Currently, Code has seven political parties — Biti’s PDP, the Dumiso Dabengwa-led Zapu, Welshman Ncube’s MDC, Renewal Democrats of Zimbabwe led by Elton Mangoma (RDZ), Democratic Assembly for Restoration and Empowerment (Dare), the Zimbabweans United for Democracy (Zunde) and Simba Makoni’s Mavambo/Kusile/Dawn (MKD).
Farai Mbira, who is current chairperson of the alliance, told Code supporters that they still have seats for every political party to join them, albeit on an equal footing.
“Mujuru and Tsvangirai are welcome . . . their seats at the Code table remain . . . but we are all important because every vote counts,” he said.
Speaking after officially joining Code, Biti said while there is no doubt that a grand coalition could give President Robert Mugabe and his Zanu PF a run for their money, there is need for all opposition parties to put aside their selfish interests and realise that “no political party is bigger than the other”.
“This is a coalition that is not in competition with other opposition parties but we are not going to bow before anyone . . . we are going to work very hard to ensure that next year we give Zanu PF a run for their money . . . ” said Biti.

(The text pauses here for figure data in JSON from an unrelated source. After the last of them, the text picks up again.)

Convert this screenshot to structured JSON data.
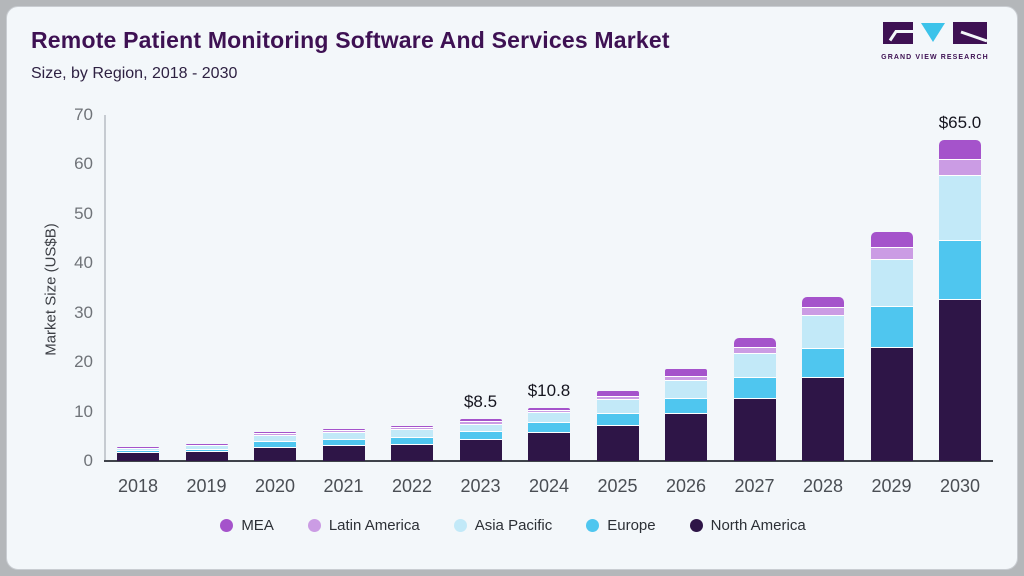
{
  "page": {
    "title": "Remote Patient Monitoring Software And Services Market",
    "subtitle": "Size, by Region, 2018 - 2030"
  },
  "logo": {
    "name": "grand-view-research-logo",
    "text": "GRAND VIEW RESEARCH",
    "dark_color": "#3e1153",
    "accent_color": "#3cc3ea"
  },
  "colors": {
    "card_background": "#f3f7fa",
    "page_background": "#b4b7ba",
    "axis_line": "#c6cbd1",
    "baseline": "#3f434a",
    "tick_text": "#6f7378",
    "segment_gap": "#ffffff"
  },
  "chart_data": {
    "type": "bar",
    "subtype": "stacked-vertical",
    "title": "Remote Patient Monitoring Software And Services Market",
    "subtitle": "Size, by Region, 2018 - 2030",
    "xlabel": "",
    "ylabel": "Market Size (US$B)",
    "ylim": [
      0,
      70
    ],
    "yticks": [
      0,
      10,
      20,
      30,
      40,
      50,
      60,
      70
    ],
    "grid": false,
    "legend_position": "bottom",
    "categories": [
      "2018",
      "2019",
      "2020",
      "2021",
      "2022",
      "2023",
      "2024",
      "2025",
      "2026",
      "2027",
      "2028",
      "2029",
      "2030"
    ],
    "series": [
      {
        "name": "North America",
        "color": "#2e1547",
        "values": [
          1.8,
          2.0,
          2.9,
          3.2,
          3.4,
          4.4,
          5.8,
          7.3,
          9.7,
          12.8,
          17.0,
          23.1,
          32.7
        ]
      },
      {
        "name": "Europe",
        "color": "#4fc6ef",
        "values": [
          0.35,
          0.5,
          1.2,
          1.2,
          1.4,
          1.6,
          2.0,
          2.4,
          3.1,
          4.1,
          5.9,
          8.2,
          12.1
        ]
      },
      {
        "name": "Asia Pacific",
        "color": "#c2e9f8",
        "values": [
          0.45,
          0.7,
          1.2,
          1.5,
          1.6,
          1.5,
          2.1,
          2.9,
          3.6,
          5.0,
          6.7,
          9.6,
          13.1
        ]
      },
      {
        "name": "Latin America",
        "color": "#cb9ce4",
        "values": [
          0.12,
          0.15,
          0.3,
          0.3,
          0.4,
          0.6,
          0.4,
          0.55,
          0.8,
          1.2,
          1.6,
          2.4,
          3.2
        ]
      },
      {
        "name": "MEA",
        "color": "#a553cb",
        "values": [
          0.08,
          0.1,
          0.2,
          0.2,
          0.25,
          0.4,
          0.5,
          1.0,
          1.5,
          1.8,
          2.0,
          3.1,
          3.9
        ]
      }
    ],
    "totals": [
      2.8,
      3.45,
      5.8,
      6.4,
      7.05,
      8.5,
      10.8,
      14.15,
      18.7,
      24.9,
      33.2,
      46.4,
      65.0
    ],
    "annotations": [
      {
        "category": "2023",
        "label": "$8.5"
      },
      {
        "category": "2024",
        "label": "$10.8"
      },
      {
        "category": "2030",
        "label": "$65.0"
      }
    ],
    "legend": [
      {
        "label": "MEA",
        "color": "#a553cb"
      },
      {
        "label": "Latin America",
        "color": "#cb9ce4"
      },
      {
        "label": "Asia Pacific",
        "color": "#c2e9f8"
      },
      {
        "label": "Europe",
        "color": "#4fc6ef"
      },
      {
        "label": "North America",
        "color": "#2e1547"
      }
    ]
  }
}
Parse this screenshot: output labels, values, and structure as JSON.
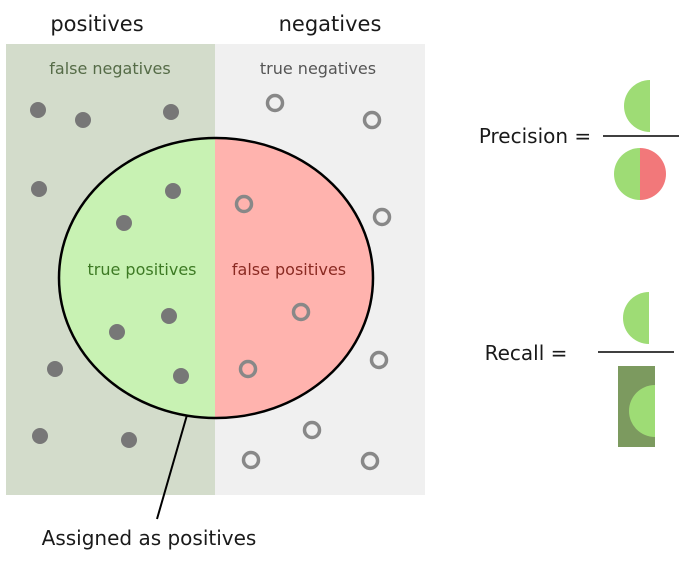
{
  "labels": {
    "positives": "positives",
    "negatives": "negatives",
    "false_negatives": "false negatives",
    "true_negatives": "true negatives",
    "true_positives": "true positives",
    "false_positives": "false positives",
    "assigned": "Assigned as positives"
  },
  "formulas": {
    "precision": "Precision =",
    "recall": "Recall ="
  },
  "colors": {
    "positives_region": "#d3dccb",
    "negatives_region": "#f0f0f0",
    "true_positives": "#c8f2b3",
    "false_positives": "#ffb3ae",
    "fraction_green": "#9edc75",
    "fraction_red": "#f2787a",
    "recall_box": "#7c9a5f",
    "dot": "#777777",
    "ring": "#888888",
    "fn_label": "#556b47",
    "tn_label": "#555555",
    "tp_label": "#3d7a24",
    "fp_label": "#8a2a22"
  },
  "icons": {
    "positive_marker": "filled-dot-icon",
    "negative_marker": "hollow-ring-icon"
  }
}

There is a general feeling that the main opposition leader has a “big brother syndrome”.
Last year, Tsvangirai seemingly slammed the door on, Biti, but embraced Ncube as talks among opposition parties continue to stutter due to personalities differences, infiltration by State security agents as well as personal hatred.
While Biti and company have been running with Code, Mujuru and Tsvangirai have been rallying behind the National Electoral Reform Agenda (Nera).
Still, there is a feeling among analysts that Mujuru and Tsvangirai offer the opposition parties the brightest chances of ending Mugabe’s 37-yearold rule.
Biti yesterday suggested that some opposition parties were making “selfish considerations.”
Last December, he told the Daily News that he is ready to work with Tsvangirai, with whom he parted company with in 2014 following the MDC’s electoral defeat in 2013 only on equal basis.